Gulliver has already cut the workforce to 257,000 from 296,000 since he took the helm in 2011. The number of employees is now on course to hit 208,000 as he signalled another wave of reductions to turn the bank’s focus towards Asian markets and adopt digital technology.
Hundreds of branches will be closed in seven major markets including the UK, where the bank employs 48,000 in total.
Unions in Britain reacted angrily. “After all the scandals of recent years, frontline staff have suffered time and time again as they are forced to pay with the mistakes of others with their jobs, their terms and conditions and their reputation,” said Dominic Hook, Unite’s national officer for finance.
In a detailed presentation to shareholders Gulliver also set out the criteria the bank will use to decide whether to keep its headquarters in the UK, where it has been based since 1992 when it moved from Hong Kong to facilitate the takeover of Midland bank. A decision will be made by the end of the year.
The job cuts are not part of that review, which will kickstart a debate about the government’s tax policy and attitude to financial services companies – two of the 11 factors HSBC will use to determine whether to stay based in London. The UK bank levy, which costs HSBC £700m a year, will be part of HSBC’S decision and has sparked speculation that George Osborne could launch a review of the measure in his Mansion House speech on Wednesday.
Regulatory changes already under way in the UK mean that HSBC is also setting up new operations in Birmingham to be the local head office of its “ringfenced bank”. All banks must comply with rules coming into force into 2019 to have a ringfence separating their high street and investment banking business, a measure that is intended to make banks safer for customers.
Gulliver revealed that this Birmingham-based bank will employ 26,000 and use a different name to HSBC. Some 15 years ago HSBC replaced Midland’s griffin logo with its red and white hexagon brand.
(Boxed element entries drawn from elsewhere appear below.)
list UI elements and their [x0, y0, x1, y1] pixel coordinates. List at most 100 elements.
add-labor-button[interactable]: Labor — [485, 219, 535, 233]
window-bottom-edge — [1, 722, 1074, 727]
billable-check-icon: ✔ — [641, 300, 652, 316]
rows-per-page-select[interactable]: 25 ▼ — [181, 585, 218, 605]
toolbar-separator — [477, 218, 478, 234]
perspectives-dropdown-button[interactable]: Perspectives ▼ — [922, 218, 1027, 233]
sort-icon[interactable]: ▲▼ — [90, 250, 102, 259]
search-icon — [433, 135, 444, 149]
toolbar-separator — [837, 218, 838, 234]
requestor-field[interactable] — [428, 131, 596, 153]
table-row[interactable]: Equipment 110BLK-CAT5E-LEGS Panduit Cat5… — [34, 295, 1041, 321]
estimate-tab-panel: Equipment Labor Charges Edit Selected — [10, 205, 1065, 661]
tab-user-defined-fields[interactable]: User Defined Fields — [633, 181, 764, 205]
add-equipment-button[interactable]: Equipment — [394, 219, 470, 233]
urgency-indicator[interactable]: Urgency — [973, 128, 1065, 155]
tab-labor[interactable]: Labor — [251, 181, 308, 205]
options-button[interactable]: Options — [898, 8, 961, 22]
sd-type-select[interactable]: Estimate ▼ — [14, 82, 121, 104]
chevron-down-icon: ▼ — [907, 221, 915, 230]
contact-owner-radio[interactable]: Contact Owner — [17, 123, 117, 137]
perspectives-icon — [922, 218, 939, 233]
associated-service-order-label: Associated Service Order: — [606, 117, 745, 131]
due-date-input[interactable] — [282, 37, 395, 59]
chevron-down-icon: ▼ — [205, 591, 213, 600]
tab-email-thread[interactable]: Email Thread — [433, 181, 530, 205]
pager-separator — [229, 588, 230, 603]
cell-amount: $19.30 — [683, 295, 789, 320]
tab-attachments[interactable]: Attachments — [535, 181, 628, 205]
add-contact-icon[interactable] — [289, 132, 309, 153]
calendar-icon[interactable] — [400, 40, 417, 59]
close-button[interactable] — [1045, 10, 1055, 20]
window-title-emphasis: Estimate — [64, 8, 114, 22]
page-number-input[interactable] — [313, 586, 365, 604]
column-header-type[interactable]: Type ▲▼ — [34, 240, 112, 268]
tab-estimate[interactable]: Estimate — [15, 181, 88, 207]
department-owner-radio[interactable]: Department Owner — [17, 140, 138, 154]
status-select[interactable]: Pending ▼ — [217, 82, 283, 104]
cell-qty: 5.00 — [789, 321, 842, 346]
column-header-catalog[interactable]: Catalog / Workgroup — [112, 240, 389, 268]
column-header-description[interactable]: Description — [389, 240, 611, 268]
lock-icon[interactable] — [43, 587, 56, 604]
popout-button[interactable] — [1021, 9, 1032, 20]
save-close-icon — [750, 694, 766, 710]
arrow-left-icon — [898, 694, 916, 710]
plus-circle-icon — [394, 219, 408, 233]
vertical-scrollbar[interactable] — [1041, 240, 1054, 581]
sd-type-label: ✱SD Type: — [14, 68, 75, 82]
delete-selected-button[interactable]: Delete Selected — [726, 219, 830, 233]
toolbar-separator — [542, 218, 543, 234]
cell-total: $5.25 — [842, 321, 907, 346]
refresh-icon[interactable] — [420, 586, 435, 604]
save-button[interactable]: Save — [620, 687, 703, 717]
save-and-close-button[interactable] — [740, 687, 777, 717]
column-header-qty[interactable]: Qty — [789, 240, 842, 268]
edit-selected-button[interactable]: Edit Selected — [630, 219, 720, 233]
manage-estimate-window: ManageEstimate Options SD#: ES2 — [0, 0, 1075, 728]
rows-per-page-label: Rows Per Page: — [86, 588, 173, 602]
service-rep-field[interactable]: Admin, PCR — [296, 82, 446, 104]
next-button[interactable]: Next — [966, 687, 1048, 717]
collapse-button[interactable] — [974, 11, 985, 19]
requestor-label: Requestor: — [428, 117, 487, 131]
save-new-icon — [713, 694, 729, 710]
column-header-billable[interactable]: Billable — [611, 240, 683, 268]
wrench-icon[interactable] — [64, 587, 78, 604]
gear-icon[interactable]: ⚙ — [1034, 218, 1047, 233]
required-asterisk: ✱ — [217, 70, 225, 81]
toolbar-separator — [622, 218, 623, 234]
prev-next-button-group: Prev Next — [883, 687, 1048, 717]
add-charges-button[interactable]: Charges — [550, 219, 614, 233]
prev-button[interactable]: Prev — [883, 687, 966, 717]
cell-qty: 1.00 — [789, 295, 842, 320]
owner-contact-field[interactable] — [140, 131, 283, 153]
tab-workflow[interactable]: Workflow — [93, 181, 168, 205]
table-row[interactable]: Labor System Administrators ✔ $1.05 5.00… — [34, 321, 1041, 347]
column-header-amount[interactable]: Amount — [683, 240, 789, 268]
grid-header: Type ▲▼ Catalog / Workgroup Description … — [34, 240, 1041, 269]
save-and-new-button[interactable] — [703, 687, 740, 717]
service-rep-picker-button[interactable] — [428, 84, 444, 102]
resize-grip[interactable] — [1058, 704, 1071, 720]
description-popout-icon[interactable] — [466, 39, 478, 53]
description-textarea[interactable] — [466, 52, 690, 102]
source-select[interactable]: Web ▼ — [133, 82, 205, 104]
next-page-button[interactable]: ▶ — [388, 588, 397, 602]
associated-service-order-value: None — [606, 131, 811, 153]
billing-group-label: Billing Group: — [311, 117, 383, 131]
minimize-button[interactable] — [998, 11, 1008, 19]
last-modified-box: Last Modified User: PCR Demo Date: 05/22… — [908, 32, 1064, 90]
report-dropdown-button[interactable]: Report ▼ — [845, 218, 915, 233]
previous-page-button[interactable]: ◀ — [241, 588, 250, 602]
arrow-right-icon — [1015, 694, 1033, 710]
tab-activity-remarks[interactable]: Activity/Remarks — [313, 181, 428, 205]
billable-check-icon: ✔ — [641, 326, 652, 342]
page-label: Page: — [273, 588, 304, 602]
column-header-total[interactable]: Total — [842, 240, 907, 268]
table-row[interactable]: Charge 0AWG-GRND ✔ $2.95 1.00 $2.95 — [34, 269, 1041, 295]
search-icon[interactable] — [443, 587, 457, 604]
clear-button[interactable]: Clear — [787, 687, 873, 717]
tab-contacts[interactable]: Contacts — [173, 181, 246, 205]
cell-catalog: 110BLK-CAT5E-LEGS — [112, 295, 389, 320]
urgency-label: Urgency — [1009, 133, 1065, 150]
He repeated that it was too early to say if this business would eventually be sold off.
The strategy review – entitled “Actions to capture value from our global presence in a changed world” – involves what Gulliver is describing as a significant reshaping of the business. Operations in Turkey and Brazil will be sold although a small presence will be maintained in Brazil, which will 25,000 off the workforce total. The Mexican and US businesses. which Gulliver had previously described as underperforming, will be retained.
While he is overhauling the bank, he is not changing its structure as a global universal bank – one with a high street presence, major investment bank and commercial banking operations – and dismissing suggestions for a break-up of the business.
“HSBC has an unrivalled global position: access to high-growth markets; a diversified universal banking model with strong funding and a low risk profile; and strong internal capital generation with industry-leading dividends,” Gulliver said.
But, he said: “We recognise the world has changed and we need to change with it”.
The investment banking arm will also shrink to use less of its global balance sheet, from almost 40% to closer to 33%, in a move intended to not only bolster performance but “reduce the risk of further fines and conduct redress penalties”.
The bank said it had incurred $11.2bn of regulatory charges in the last four years, some $5.7bn of which are related to the mis-selling of payment protection insurance. The number of staff working in compliance has risen from 3,200 to 7,200.
As soon as he took the helm in 2011 after a lengthy career with HSBC, Gulliver pulled back from the bank’s strategy to be the “world’s local bank” and instead retrenched from a presence in 87 countries or territories to 73.
He also introduced motto of “courageous integrity” – the purpose of which became clearer after the bank was slapped with a £1.2bn fine the following year by authorities in the US for laundering money for Mexican drug barons. Since then it has been embroiled in the foreign exchange rigging debacle and more recently a tax avoidance scandal after the leak of account details of customers of its Swiss banking arm to the Guardian and other publications.
During a four-hour presentation, Gulliver may face questions from analysts about his plans to clean up HSBC’s operations and the scandal engulfing the world governing body of football, Fifa.
He also set out how the bank is shifting its focus to the faster-growing economies of Asia but also his view that HSBC should remain a global bank with an investment bank and retail and commercial banking operations.
“Being a global bank still delivers incredible value,” said Gulliver.
“The world is becoming increasingly connected, with Asia expected to show high growth and become the centre of global trade over the next decade,” he said.
Gulliver set out a 10-point plan for the coming years as he reshapes the business. While investment is being pulled back from developed economies, he is accelerating growth plans in the Pearl River Delta and other parts of Asia.
“We believe the world’s economy will move to the east,” said Gulliver, speaking from London.